In 1964 Montgomery moved to Verve Records for two years. His stay at Verve yielded a number of albums where he was featured with an orchestra—brass-dominated (Movin' Wes), string-oriented (Bumpin', Tequila), or a mix of both (Goin' Out of My Head, California Dreamin').
He never abandoned jazz entirely however in the Verve years, whether with a few selections on most of the Verve albums, or by such sets as 1965s Smokin' at the Half Note (showcasing two memorable appearances at the famous New York City club with the Wynton Kelly Trio) or a pair of albums he made with jazz organ titan Jimmy Smith, The Dynamic Duo and Further Adventures of Jimmy and Wes). He continued to play outstanding live jazz guitar, as evidenced by surviving audio and video recordings from his 1965 tour of Europe.
As a considered founder of the smooth jazz school the album Bumpin' (1965) represents a model from which many modern recording are derived: as the liner notes to the CD remaster issue note, after being unable to produce the desired results by the guitarist and orchestra playing together, arranger Don Sebesky suggested Montgomery record the chosen music with his chosen small group, after which Sebesky would write the orchestral charts based on what Montgomery's group had produced. Longer clips from all of the tracks on Bumpin' and other Wes Montgomery albums are found on Verve Records website.
By the time Montgomery released his first album for A&M Records, he had seemingly abandoned jazz entirely for the more lucrative pop market, though as in his Verve period he played his customary jazz in small group settings in live appearances. The three albums released during his A&M period (1967–68) feature orchestral renditions of famous pop songs ("Scarborough Fair", "I Say a Little Prayer", "Eleanor Rigby", etc.) with Montgomery using guitar octave technique to recite the melody. These records were the most commercially successful of his career, but featured the least jazz improvisation.

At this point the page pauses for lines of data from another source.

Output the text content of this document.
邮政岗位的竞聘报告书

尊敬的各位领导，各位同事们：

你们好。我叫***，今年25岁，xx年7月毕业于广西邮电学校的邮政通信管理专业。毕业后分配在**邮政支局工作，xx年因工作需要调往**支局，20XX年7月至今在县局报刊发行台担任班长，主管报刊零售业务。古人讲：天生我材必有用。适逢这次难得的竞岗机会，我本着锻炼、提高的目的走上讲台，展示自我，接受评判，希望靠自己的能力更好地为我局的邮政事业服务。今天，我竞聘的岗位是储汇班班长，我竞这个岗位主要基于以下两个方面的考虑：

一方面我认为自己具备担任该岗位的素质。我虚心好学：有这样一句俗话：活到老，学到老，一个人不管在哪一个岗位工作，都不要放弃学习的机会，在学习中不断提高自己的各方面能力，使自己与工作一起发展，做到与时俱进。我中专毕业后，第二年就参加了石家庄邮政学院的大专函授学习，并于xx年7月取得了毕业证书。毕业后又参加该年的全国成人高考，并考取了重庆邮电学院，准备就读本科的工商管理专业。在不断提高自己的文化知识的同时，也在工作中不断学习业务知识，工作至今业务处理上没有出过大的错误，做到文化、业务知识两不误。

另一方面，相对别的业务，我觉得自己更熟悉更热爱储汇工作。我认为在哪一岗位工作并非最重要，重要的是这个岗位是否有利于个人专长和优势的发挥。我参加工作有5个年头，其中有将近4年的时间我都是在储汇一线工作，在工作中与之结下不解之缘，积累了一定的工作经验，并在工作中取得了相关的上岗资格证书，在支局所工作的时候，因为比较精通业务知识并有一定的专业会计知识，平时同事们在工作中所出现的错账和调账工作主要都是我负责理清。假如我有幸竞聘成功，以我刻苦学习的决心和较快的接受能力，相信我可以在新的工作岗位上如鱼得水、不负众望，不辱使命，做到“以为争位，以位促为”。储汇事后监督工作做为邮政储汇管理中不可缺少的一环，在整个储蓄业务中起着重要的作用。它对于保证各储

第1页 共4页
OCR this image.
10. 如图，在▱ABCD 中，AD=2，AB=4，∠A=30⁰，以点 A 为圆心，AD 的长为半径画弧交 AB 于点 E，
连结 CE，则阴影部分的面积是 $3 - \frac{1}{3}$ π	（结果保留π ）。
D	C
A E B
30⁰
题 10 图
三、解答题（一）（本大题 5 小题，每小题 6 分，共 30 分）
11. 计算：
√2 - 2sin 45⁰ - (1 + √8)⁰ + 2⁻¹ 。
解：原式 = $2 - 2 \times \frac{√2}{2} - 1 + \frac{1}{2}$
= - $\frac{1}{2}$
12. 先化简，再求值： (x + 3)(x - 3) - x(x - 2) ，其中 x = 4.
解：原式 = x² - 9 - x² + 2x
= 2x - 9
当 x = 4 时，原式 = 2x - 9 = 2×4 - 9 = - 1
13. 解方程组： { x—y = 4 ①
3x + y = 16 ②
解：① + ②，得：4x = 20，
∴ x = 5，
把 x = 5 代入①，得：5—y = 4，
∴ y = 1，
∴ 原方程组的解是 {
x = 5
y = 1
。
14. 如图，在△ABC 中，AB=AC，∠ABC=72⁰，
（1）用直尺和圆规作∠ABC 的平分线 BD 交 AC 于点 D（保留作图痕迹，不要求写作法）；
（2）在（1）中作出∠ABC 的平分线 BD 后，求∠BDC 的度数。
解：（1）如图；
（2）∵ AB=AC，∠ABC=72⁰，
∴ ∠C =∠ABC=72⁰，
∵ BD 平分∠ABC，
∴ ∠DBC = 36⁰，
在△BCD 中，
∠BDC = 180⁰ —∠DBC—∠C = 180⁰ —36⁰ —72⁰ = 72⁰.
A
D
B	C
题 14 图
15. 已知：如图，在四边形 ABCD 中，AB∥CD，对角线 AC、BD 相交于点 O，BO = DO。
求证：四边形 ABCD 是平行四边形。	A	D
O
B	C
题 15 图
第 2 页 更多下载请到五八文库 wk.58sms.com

Wes and Buddy, along with Richard Crabtree and Benny Barth, formed "The Mastersounds", and recorded "Jazz Showcase Introducing The Mastersounds" and a jazz version of "The King and I", both released by World Pacific Records. They first played together at Seattle, particularly working up the set for "The King and I", at a club called Dave's Fifth Avenue. The composers were so impressed by the jazz version of "The King & I" that they pre-released the score of "Flower Drum Song" to the quartet to allow simultaneous release with the soundtrack album.
On the morning of June 15, 1968, while at home in Indianapolis, Indiana, Montgomery awoke and remarked to his wife that he "didn't feel very well." He soon collapsed, dying of a heart attack within minutes. Only 45 years old at the time of his death, Montgomery had just returned from a tour with his quintet and was at the height of his fame, having attained a degree of popular acceptance that few jazz artists in that era achieved. Montgomery's home town of Indianapolis later named a park in his honor.